You are irritated and sad at the end of Dulha Mil Gaya. Irritated, because Mudassar Aziz's film is the kind of film that doesn't only bore you to tears (literally, believe me), but also manages to make you angry at its sheer and unashamed regressiveness. And sad, because you realize that this monstrosity is the best that Bollywood can offer an actress like Sushmita Sen today.
How you miss Sushmita setting the screen on fire like she did in Main Hoon Na and Samay. After the horribly half-baked role in last year's Do Knot Disturb - a giant turkey - she returns in a film that makes you wish she hadn't returned at all.
Dulha Mil Gaya revolves a lot around her character, Shimmer (gasp)- a dim-witted, snobbish and la-di-da model- and Sushmita, in possibly one of the worst performances of her career is still one of the small mercies the film has to offer, along with Shah Rukh Khan (in an extended guest appearance), who helps lighten our misery a little in this torture fest.
Dulha Mil Gaya, quite simply- is a film where it is difficult to single out any redeeming quality. To start with, the plot (to call it one is dignifying it) about a playboy (Fardeen Khan) who has to marry a girl (comatose newcomer Ishita Sharma) in order to retain his father's property, and his friend Shimmer (God, I just can't get over the name) a daft diva with a wardrobe and of course- a heart- of gold who... (Ah, forget it) is as archaic and derivative as it gets, and the writing, bereft of a single moment of real emotion of humour is appallingly bad.
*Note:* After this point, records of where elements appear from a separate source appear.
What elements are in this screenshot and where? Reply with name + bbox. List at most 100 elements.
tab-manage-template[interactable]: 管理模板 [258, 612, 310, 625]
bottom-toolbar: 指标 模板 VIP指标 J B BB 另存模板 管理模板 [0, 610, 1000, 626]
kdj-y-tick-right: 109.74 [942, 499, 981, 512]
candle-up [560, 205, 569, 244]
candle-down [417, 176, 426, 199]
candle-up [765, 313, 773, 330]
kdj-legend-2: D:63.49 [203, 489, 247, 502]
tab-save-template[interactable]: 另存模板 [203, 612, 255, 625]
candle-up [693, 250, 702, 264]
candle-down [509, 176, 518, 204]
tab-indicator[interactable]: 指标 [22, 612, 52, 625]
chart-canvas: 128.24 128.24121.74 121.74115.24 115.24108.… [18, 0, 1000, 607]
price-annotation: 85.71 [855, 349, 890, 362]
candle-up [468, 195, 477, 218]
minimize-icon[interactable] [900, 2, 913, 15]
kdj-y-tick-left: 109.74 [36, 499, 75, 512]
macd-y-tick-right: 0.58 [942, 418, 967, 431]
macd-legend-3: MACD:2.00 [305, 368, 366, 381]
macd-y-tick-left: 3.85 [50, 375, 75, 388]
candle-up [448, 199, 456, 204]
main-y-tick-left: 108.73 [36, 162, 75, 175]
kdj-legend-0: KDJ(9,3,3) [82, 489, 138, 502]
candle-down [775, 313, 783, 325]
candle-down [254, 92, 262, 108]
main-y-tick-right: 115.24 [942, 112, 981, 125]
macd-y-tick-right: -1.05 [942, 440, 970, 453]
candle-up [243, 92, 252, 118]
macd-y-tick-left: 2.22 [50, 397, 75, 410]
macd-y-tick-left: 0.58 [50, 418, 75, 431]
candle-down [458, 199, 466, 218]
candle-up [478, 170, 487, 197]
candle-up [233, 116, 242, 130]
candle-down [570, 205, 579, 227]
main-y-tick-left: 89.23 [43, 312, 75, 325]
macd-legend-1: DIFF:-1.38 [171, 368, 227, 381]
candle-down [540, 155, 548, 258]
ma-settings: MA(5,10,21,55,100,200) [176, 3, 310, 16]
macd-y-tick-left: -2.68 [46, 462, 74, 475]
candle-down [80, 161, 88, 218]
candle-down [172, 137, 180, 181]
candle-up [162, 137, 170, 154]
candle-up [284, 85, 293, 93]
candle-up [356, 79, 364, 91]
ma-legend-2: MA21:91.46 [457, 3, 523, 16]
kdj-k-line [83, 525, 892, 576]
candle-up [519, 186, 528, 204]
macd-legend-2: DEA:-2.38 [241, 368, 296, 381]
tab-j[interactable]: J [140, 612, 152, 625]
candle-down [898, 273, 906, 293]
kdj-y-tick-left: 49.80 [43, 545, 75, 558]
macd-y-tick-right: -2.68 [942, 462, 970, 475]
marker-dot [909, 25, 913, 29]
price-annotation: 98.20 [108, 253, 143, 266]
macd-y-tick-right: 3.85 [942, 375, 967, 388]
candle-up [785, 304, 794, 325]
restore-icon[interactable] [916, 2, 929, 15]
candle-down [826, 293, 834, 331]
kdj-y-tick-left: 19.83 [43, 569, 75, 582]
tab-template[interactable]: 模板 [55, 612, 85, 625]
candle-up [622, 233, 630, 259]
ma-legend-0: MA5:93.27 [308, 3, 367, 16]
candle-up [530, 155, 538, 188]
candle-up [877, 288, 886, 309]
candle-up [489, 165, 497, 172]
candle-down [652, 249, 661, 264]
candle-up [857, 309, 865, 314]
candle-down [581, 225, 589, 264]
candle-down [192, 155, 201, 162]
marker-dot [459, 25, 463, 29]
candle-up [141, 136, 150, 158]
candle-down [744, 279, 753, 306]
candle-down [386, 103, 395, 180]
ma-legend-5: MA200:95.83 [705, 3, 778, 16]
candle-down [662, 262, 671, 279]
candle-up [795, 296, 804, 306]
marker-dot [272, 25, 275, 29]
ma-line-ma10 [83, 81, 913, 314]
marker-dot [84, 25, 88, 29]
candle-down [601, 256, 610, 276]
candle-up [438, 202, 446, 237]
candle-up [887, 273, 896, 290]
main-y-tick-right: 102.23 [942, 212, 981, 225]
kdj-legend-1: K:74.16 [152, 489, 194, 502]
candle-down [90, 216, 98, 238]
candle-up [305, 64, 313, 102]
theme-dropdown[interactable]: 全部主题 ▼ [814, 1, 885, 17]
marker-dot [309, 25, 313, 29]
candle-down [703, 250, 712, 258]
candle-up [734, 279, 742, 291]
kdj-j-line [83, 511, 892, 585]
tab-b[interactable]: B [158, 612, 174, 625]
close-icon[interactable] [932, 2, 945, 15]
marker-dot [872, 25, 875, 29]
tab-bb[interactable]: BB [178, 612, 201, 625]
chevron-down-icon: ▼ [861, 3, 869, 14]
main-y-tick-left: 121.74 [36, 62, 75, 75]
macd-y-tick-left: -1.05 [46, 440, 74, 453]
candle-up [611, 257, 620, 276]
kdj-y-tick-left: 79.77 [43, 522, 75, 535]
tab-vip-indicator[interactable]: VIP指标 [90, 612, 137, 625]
The film is a marathon of bad acting, with Fardeen Khan coming out trumps- I am still recovering from one of his dreadful monologues in the film- and Howard Rosemeyer, playing Shimmer's typically OTT, caricatured gay sidekick- coming a close second. The music is terrible, and the look of the film is shoddy to the core- coastal backgrounds are badly chroma-keyed behind the set of a yacht- and all the years that the film took to be complete clearly show, with the actors' body mass oscillating between scenes. Talk about being tacky.
To cut a long story short, Dulha Mil Gaya is the kind of film that Sushmita's character Shimmer would have committed suicide watching. I myself came pretty close, and now that I have survived the ordeal to deliver you this warning- will someone pass me the smelling salts, puhleeez?